Temasek doesn’t lead rounds by accident.
Singapore’s sovereign wealth fund put its name at the top of a $300M Series C for PhysicsX, valuing the London-based AI simulation company at $2.4 billion post-money. The round closed less than 12 months after the company’s previous raise. That’s not a typical funding cadence, it’s a signal that the capital thesis behind PhysicsX is accelerating faster than the fundraising schedule.
PhysicsX builds AI simulation tools for hardware design. Founded by engineers with Formula 1 backgrounds, the company applies physics-based AI to the kinds of engineering problems that have historically taken months of compute and human trial-and-error: optimizing cooling systems, power delivery components, and the structural geometry of hardware designed for extreme thermal loads. Its current focus, per the Financial Times, is on the infrastructure components that make AI data centers buildable at scale, including, according to the company, cooling and power systems that are now among the primary bottlenecks in large-scale GPU deployment.
That’s where the story gets interesting for anyone tracking AI capital flows.
Analysis
This is the third AI infrastructure deal this quarter led by a sovereign wealth fund. Sovereign capital tends to move toward durable constraints, not trends, and physical simulation of AI hardware is exactly the kind of constraint that doesn't get optimized away by the next model release.
The AI data center buildout isn’t just a software problem. It’s a physics problem. Liquid cooling systems, gas turbines, compressors, heat exchangers, these are the components that determine whether a hyperscaler can actually run 100,000-GPU clusters at the densities the next generation of training runs will require. PhysicsX claims its simulation tools compress the design cycle for those components.
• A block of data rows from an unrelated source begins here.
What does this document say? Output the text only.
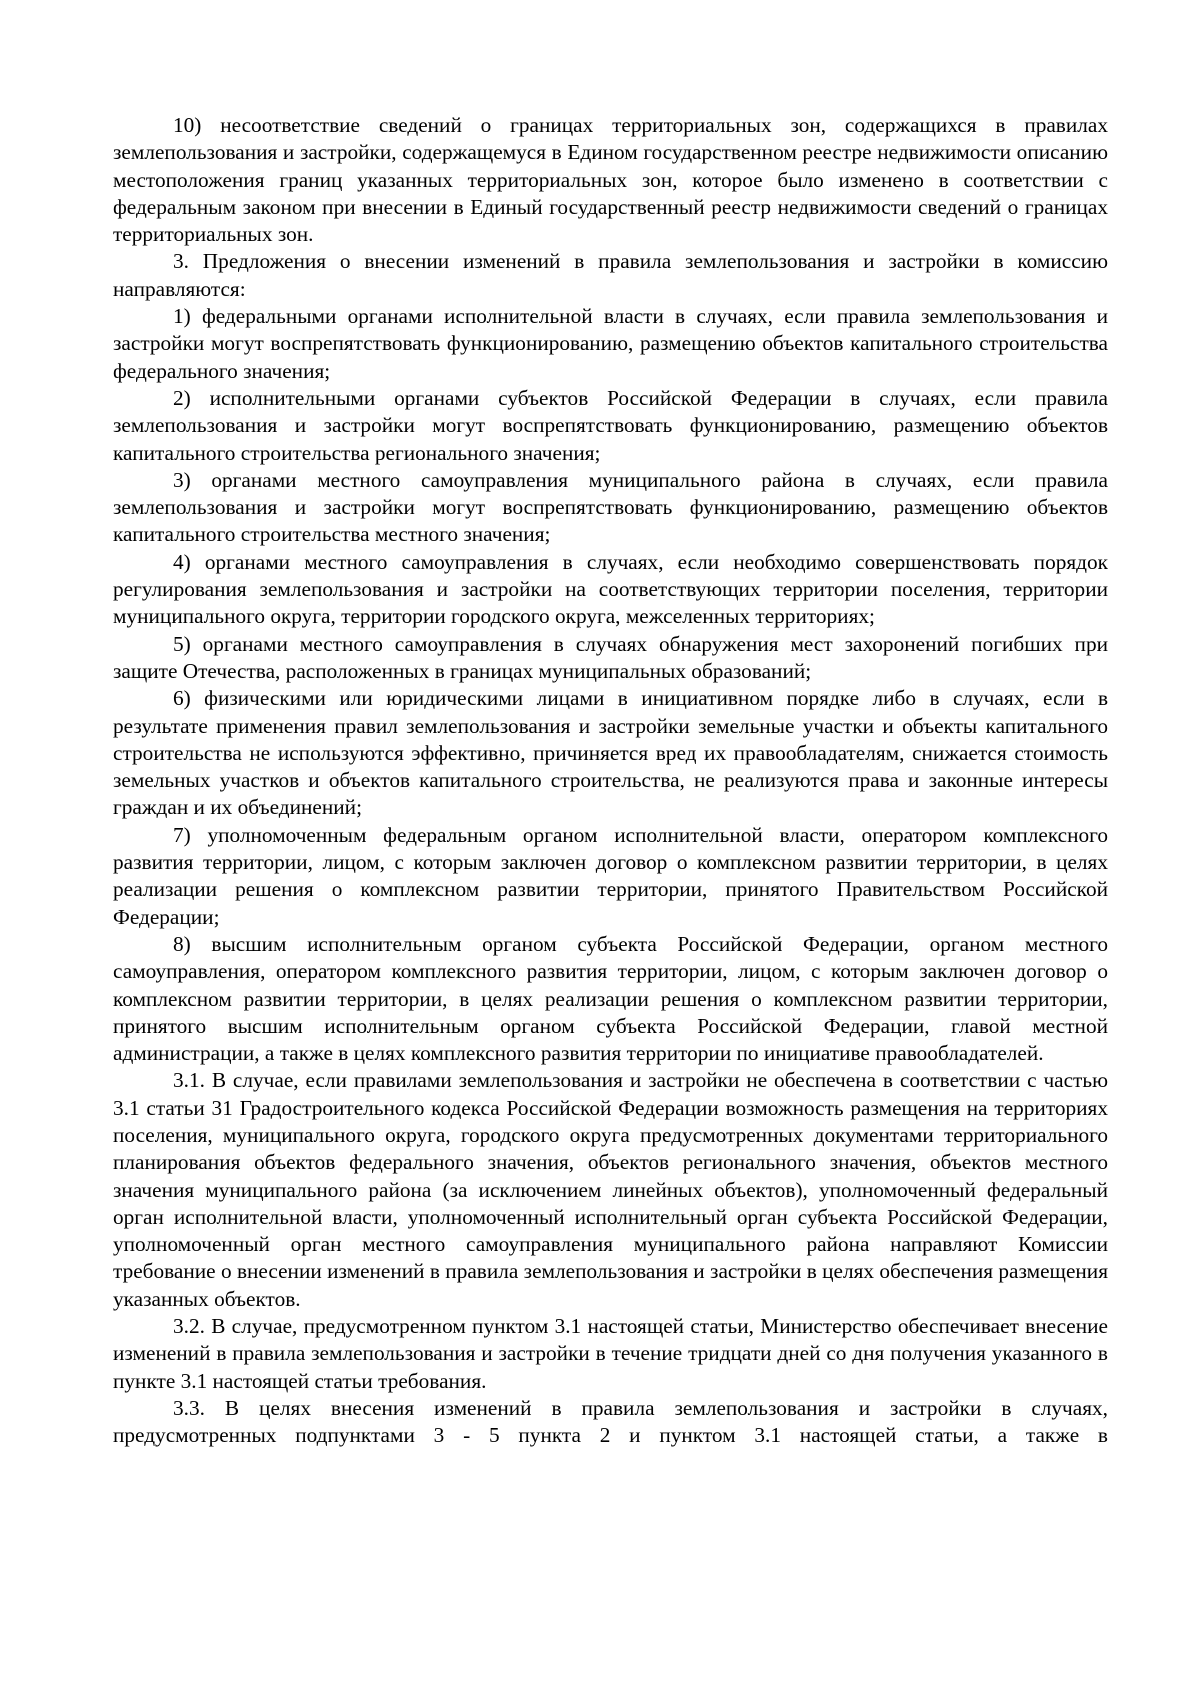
10) несоответствие сведений о границах территориальных зон, содержащихся в правилах землепользования и застройки, содержащемуся в Едином государственном реестре недвижимости описанию местоположения границ указанных территориальных зон, которое было изменено в соответствии с федеральным законом при внесении в Единый государственный реестр недвижимости сведений о границах территориальных зон.

3. Предложения о внесении изменений в правила землепользования и застройки в комиссию направляются:

1) федеральными органами исполнительной власти в случаях, если правила землепользования и застройки могут воспрепятствовать функционированию, размещению объектов капитального строительства федерального значения;

2) исполнительными органами субъектов Российской Федерации в случаях, если правила землепользования и застройки могут воспрепятствовать функционированию, размещению объектов капитального строительства регионального значения;

3) органами местного самоуправления муниципального района в случаях, если правила землепользования и застройки могут воспрепятствовать функционированию, размещению объектов капитального строительства местного значения;

4) органами местного самоуправления в случаях, если необходимо совершенствовать порядок регулирования землепользования и застройки на соответствующих территории поселения, территории муниципального округа, территории городского округа, межселенных территориях;

5) органами местного самоуправления в случаях обнаружения мест захоронений погибших при защите Отечества, расположенных в границах муниципальных образований;

6) физическими или юридическими лицами в инициативном порядке либо в случаях, если в результате применения правил землепользования и застройки земельные участки и объекты капитального строительства не используются эффективно, причиняется вред их правообладателям, снижается стоимость земельных участков и объектов капитального строительства, не реализуются права и законные интересы граждан и их объединений;

7) уполномоченным федеральным органом исполнительной власти, оператором комплексного развития территории, лицом, с которым заключен договор о комплексном развитии территории, в целях реализации решения о комплексном развитии территории, принятого Правительством Российской Федерации;

8) высшим исполнительным органом субъекта Российской Федерации, органом местного самоуправления, оператором комплексного развития территории, лицом, с которым заключен договор о комплексном развитии территории, в целях реализации решения о комплексном развитии территории, принятого высшим исполнительным органом субъекта Российской Федерации, главой местной администрации, а также в целях комплексного развития территории по инициативе правообладателей.

3.1. В случае, если правилами землепользования и застройки не обеспечена в соответствии с частью 3.1 статьи 31 Градостроительного кодекса Российской Федерации возможность размещения на территориях поселения, муниципального округа, городского округа предусмотренных документами территориального планирования объектов федерального значения, объектов регионального значения, объектов местного значения муниципального района (за исключением линейных объектов), уполномоченный федеральный орган исполнительной власти, уполномоченный исполнительный орган субъекта Российской Федерации, уполномоченный орган местного самоуправления муниципального района направляют Комиссии требование о внесении изменений в правила землепользования и застройки в целях обеспечения размещения указанных объектов.

3.2. В случае, предусмотренном пунктом 3.1 настоящей статьи, Министерство обеспечивает внесение изменений в правила землепользования и застройки в течение тридцати дней со дня получения указанного в пункте 3.1 настоящей статьи требования.

3.3. В целях внесения изменений в правила землепользования и застройки в случаях, предусмотренных подпунктами 3 - 5 пункта 2 и пунктом 3.1 настоящей статьи, а также в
If that holds, it’s not a niche capability, it’s a chokepoint.
Temasek’s decision to lead this round fits a pattern that’s been visible across AI infrastructure capital since Q1 2026. This is the third AI infrastructure deal this quarter led by a sovereign wealth fund, following Temasek’s participation in other regional AI build-out plays and GIC-linked structures in the European compute corridor. Sovereign capital tends to move toward infrastructure when it identifies a durable constraint, not a trend. Physical simulation of AI hardware is exactly the kind of constraint that doesn’t get optimized away by the next model release.
Strategically, the round reportedly includes participation from chip-sector investors, though those names weren’t independently confirmed. Additional investor names cited in early reporting haven’t been verified by independent sources and aren’t presented here as confirmed participants.
What to Watch
What to watch
PhysicsX’s valuation doubled in under a year. The next test is whether that rate of capital appreciation is driven by customer adoption or investor competition for limited allocation. Look for disclosed enterprise contracts, hyperscaler or major OEM engagements, in the next 12 months. A Series C at $2.4B implies a path to public markets or strategic acquisition within a two-to-four-year window. The first hard signal will be whether the company’s design wins show up in data center build timelines before the next raise.
The real story isn’t the valuation. It’s what Temasek is actually buying: a bet that the physical engineering layer of AI infrastructure is as defensible as the model layer, and probably harder to commoditize. Software gets forked. Cooling systems don’t.